Dany, lui, a ces nouvelles raquettes en néoprène hi-tech.

Alors on descend de son 4x4  et on aborde une piste qui « porte » sauf qu’à tous les 15 mètres on cale à la taille. Et on nage pour sortir du trou!

Monte et monte… une falaise se dessine mais plus rien ne porte plus. Et l’inclinaison est telle que les raquettes hi-tech ne servent à rien : dans la plus belle tradition des expéditions alpines, on fait la trace. Mais pas une petite trace moumounne… non… une vraie tranchée car j’ai de la neige aux aisselles !
 


Je plante les raquettes devant moi et je m’en sers comme des pieux à neige pour me hisser de quelques pouces et refaire le manège. Dany se sert des siennes pour pelleter vers l’arrière! A un certain moment, j’ai même cru à une possibilité d’avalanche!
On était mouillé, trempé, frette sec.
 

 

 

 

 

Tout cela pour les plus belles falaises depuis des semaines. De gigantesques blocs de 15 mètres d’un rocher parfait…une paroi d’une trentaine de mètres. Et bien à l’ombre d’une face nord sous des tonnes de neige.

 

 

 

 

 

On a ainsi monté au sommet pour redescendre, lui en raquettes et moi. Bon, moi j’ai fait deux pas avec les maudites raquettes indiennes et elles me sont sorties des pieds. En pleine face dans la neige! Puis je suis descendu sur le derrière…

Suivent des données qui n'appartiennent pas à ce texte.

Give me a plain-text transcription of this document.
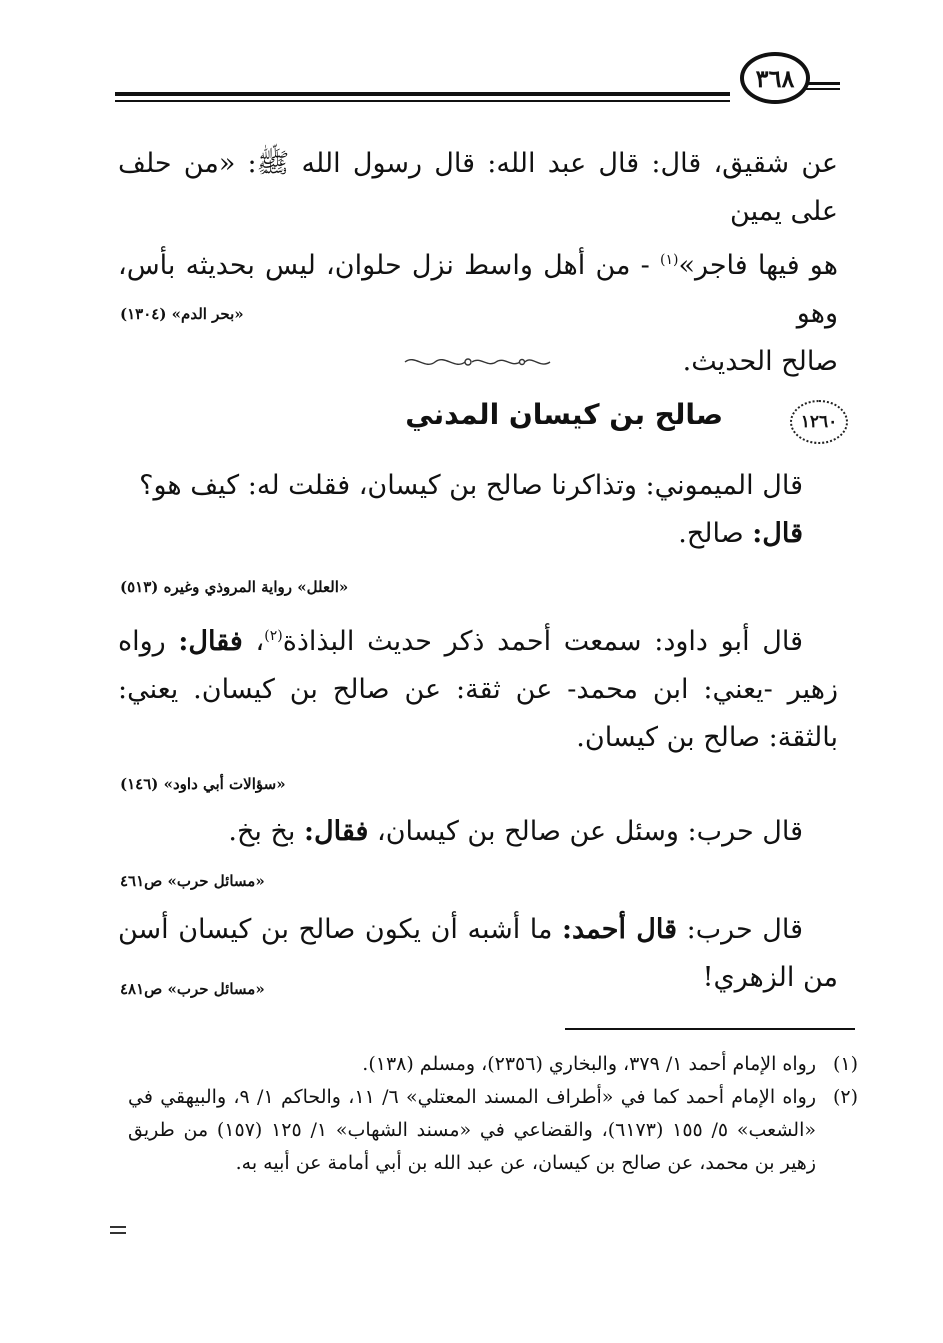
٣٦٨

عن شقيق، قال: قال عبد الله: قال رسول الله ﷺ: «من حلف على يمين
هو فيها فاجر»$^{(١)}$ - من أهل واسط نزل حلوان، ليس بحديثه بأس، وهو
صالح الحديث.

«بحر الدم» (١٣٠٤)
١٢٦٠
صالح بن كيسان المدني

قال الميموني: وتذاكرنا صالح بن كيسان، فقلت له: كيف هو؟
قال: صالح.

«العلل» رواية المروذي وغيره (٥١٣)

قال أبو داود: سمعت أحمد ذكر حديث البذاذة$^{(٢)}$، فقال: رواه زهير -يعني: ابن محمد- عن ثقة: عن صالح بن كيسان. يعني: بالثقة: صالح بن كيسان.

«سؤالات أبي داود» (١٤٦)

قال حرب: وسئل عن صالح بن كيسان، فقال: بخ بخ.

«مسائل حرب» ص٤٦١

قال حرب: قال أحمد: ما أشبه أن يكون صالح بن كيسان أسن من الزهري!

«مسائل حرب» ص٤٨١
(١)
رواه الإمام أحمد ١/ ٣٧٩، والبخاري (٢٣٥٦)، ومسلم (١٣٨).
(٢)
رواه الإمام أحمد كما في «أطراف المسند المعتلي» ٦/ ١١، والحاكم ١/ ٩، والبيهقي في «الشعب» ٥/ ١٥٥ (٦١٧٣)، والقضاعي في «مسند الشهاب» ١/ ١٢٥ (١٥٧) من طريق زهير بن محمد، عن صالح بن كيسان، عن عبد الله بن أبي أمامة عن أبيه به.
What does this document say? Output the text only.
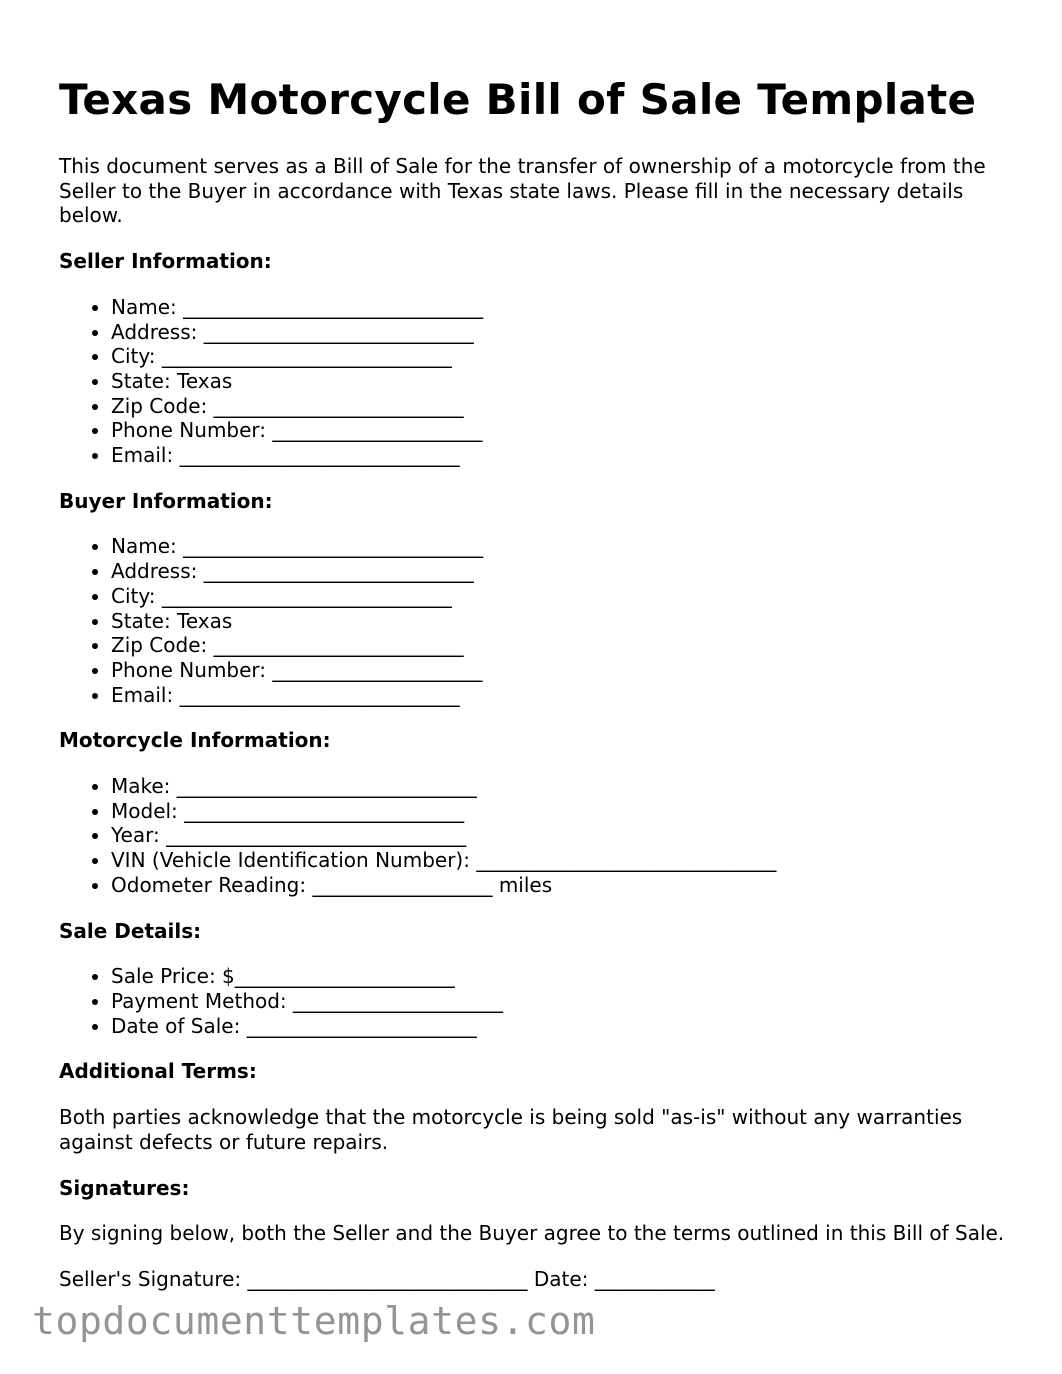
Texas Motorcycle Bill of Sale Template

This document serves as a Bill of Sale for the transfer of ownership of a motorcycle from the Seller to the Buyer in accordance with Texas state laws. Please fill in the necessary details below.

Seller Information:
• Name: ______________________________
• Address: ___________________________
• City: _____________________________
• State: Texas
• Zip Code: _________________________
• Phone Number: _____________________
• Email: ____________________________
Buyer Information:
• Name: ______________________________
• Address: ___________________________
• City: _____________________________
• State: Texas
• Zip Code: _________________________
• Phone Number: _____________________
• Email: ____________________________
Motorcycle Information:
• Make: ______________________________
• Model: ____________________________
• Year: ______________________________
• VIN (Vehicle Identification Number): ______________________________
• Odometer Reading: __________________ miles
Sale Details:
• Sale Price: $______________________
• Payment Method: _____________________
• Date of Sale: _______________________
Additional Terms:

Both parties acknowledge that the motorcycle is being sold "as-is" without any warranties against defects or future repairs.

Signatures:

By signing below, both the Seller and the Buyer agree to the terms outlined in this Bill of Sale.

Seller's Signature: ____________________________ Date: ____________
topdocumenttemplates.com
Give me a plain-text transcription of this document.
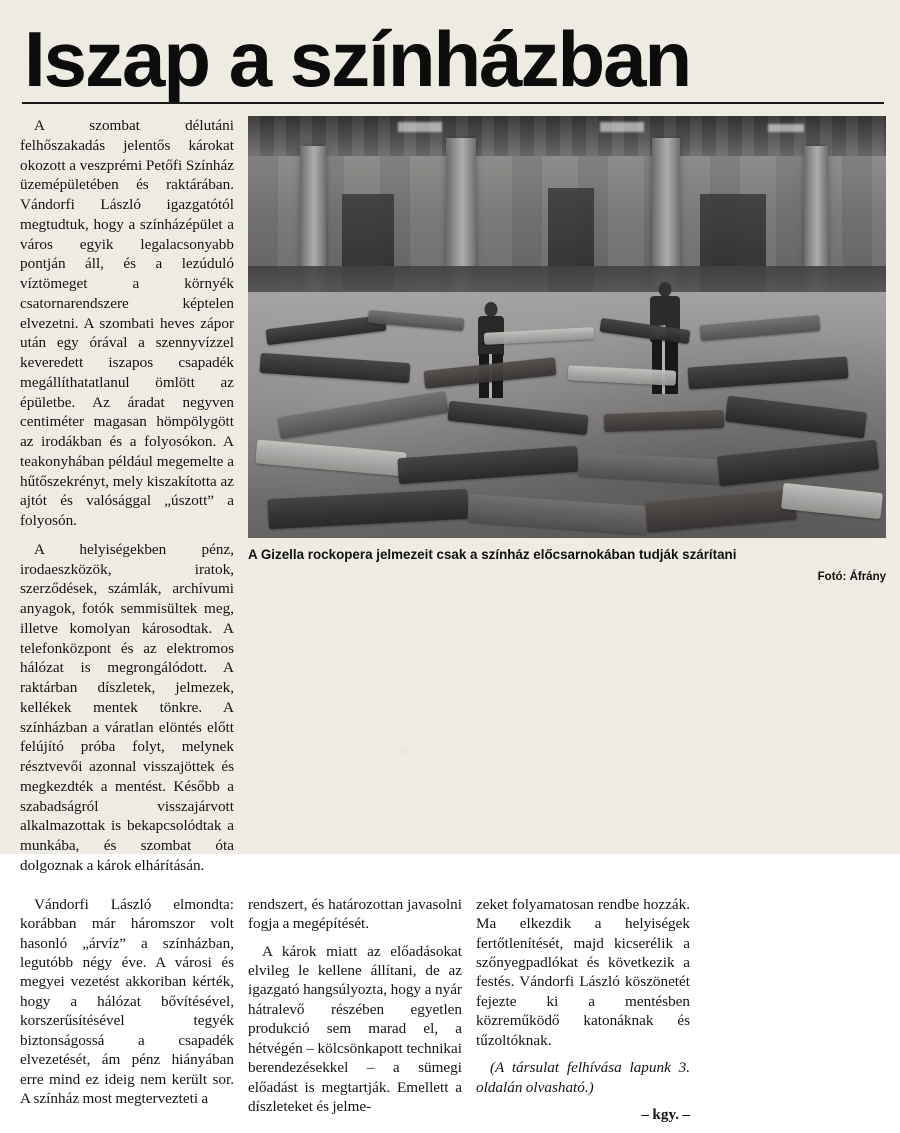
Iszap a színházban

A szombat délutáni felhőszakadás jelentős károkat okozott a veszprémi Petőfi Színház üzemépületében és raktárában. Vándorfi László igazgatótól megtudtuk, hogy a színházépület a város egyik legalacsonyabb pontján áll, és a lezúduló víztömeget a környék csatornarendszere képtelen elvezetni. A szombati heves zápor után egy órával a szennyvízzel keveredett iszapos csapadék megállíthatatlanul ömlött az épületbe. Az áradat negyven centiméter magasan hömpölygött az irodákban és a folyosókon. A teakonyhában például megemelte a hűtőszekrényt, mely kiszakította az ajtót és valósággal „úszott” a folyosón.

A helyiségekben pénz, irodaeszközök, iratok, szerződések, számlák, archívumi anyagok, fotók semmisültek meg, illetve komolyan károsodtak. A telefonközpont és az elektromos hálózat is megrongálódott. A raktárban díszletek, jelmezek, kellékek mentek tönkre. A színházban a váratlan elöntés előtt felújító próba folyt, melynek résztvevői azonnal visszajöttek és megkezdték a mentést. Később a szabadságról visszajárvott alkalmazottak is bekapcsolódtak a munkába, és szombat óta dolgoznak a károk elhárításán.

A Gizella rockopera jelmezeit csak a színház előcsarnokában tudják szárítani
Fotó: Áfrány

Vándorfi László elmondta: korábban már háromszor volt hasonló „árvíz” a színházban, legutóbb négy éve. A városi és megyei vezetést akkoriban kérték, hogy a hálózat bővítésével, korszerűsítésével tegyék biztonságossá a csapadék elvezetését, ám pénz hiányában erre mind ez ideig nem került sor. A színház most megtervezteti a

rendszert, és határozottan javasolni fogja a megépítését.

A károk miatt az előadásokat elvileg le kellene állítani, de az igazgató hangsúlyozta, hogy a nyár hátralevő részében egyetlen produkció sem marad el, a hétvégén – kölcsönkapott technikai berendezésekkel – a sümegi előadást is megtartják. Emellett a díszleteket és jelme-

zeket folyamatosan rendbe hozzák. Ma elkezdik a helyiségek fertőtlenítését, majd kicserélik a szőnyegpadlókat és következik a festés. Vándorfi László köszönetét fejezte ki a mentésben közreműködő katonáknak és tűzoltóknak.

(A társulat felhívása lapunk 3. oldalán olvasható.)

– kgy. –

On va visiter une autre paroi située assez loin sur du plat : je déchaussais aux cinq pas. Et moins encore s’il y avait une petite pente.

Je hais les raquettes…

Mais l’aventure en valait la peine car nous avons maintenant assez de matériel pour commencer ce qui pourrait être une saison exceptionnelle d’ouverture. Et pas seulement des voies faciles! Le contraire semble beaucoup plus juste.

Si seulement la neige vient à fondre!
 


En prime, on a croisé des traces de lynx – sans doute – et espérons-le car on a annoncé que le couguar était maintenant revenu dans les forêts québécoises.  Si je peux retrouver des poils et que c’est le cas, je lance des invitations à quelques grimpeurs de mon patelin et je les laisse se débrouiller en forêt. A défaut de se démarquer par leur intellect, ils pourraient gagner à être connus comme les premières victimes du fauve depuis trois cent ans.

Quelle fin écologique!
 

Un philosophe a déjà dit : « Il leur est plus facile de mourir que de penser! »

Sans doute seraient-ils indigestes, même pour un couguar! Les félidés sont très regardant quant à leur nourriture…

Une méchante semaine!!!

Heureusement qu’il ne me reste que quelques dodos avant de partir en vacances.

Voici ce que je vais tenter de faire :

Avec l’aide de mes amis Yann et Philippe, je vais essayer d’écrire un « journal de voyage » quotidien et d’y laisser  s’exprimer certains des individus – notoires – que je vais rencontrer durant mes pérégrinations.

Comme le disait LZM, ce voyage promet de ne pas être banal.

Raison de plus pour vous en faire profiter au maximum!

Premier épisode le 7 avril au soir.

Qu’on se le dise!

Ps : je projette aussi, à la fin de cette aventure, de mettre en forme toutes mes chroniques et de les publier dans un petit bouquin. Si vous connaissez un éditeur… sinon ce sera à compte d’auteur.

Les nouvelles et contes seront réunis dans un autre ouvrage.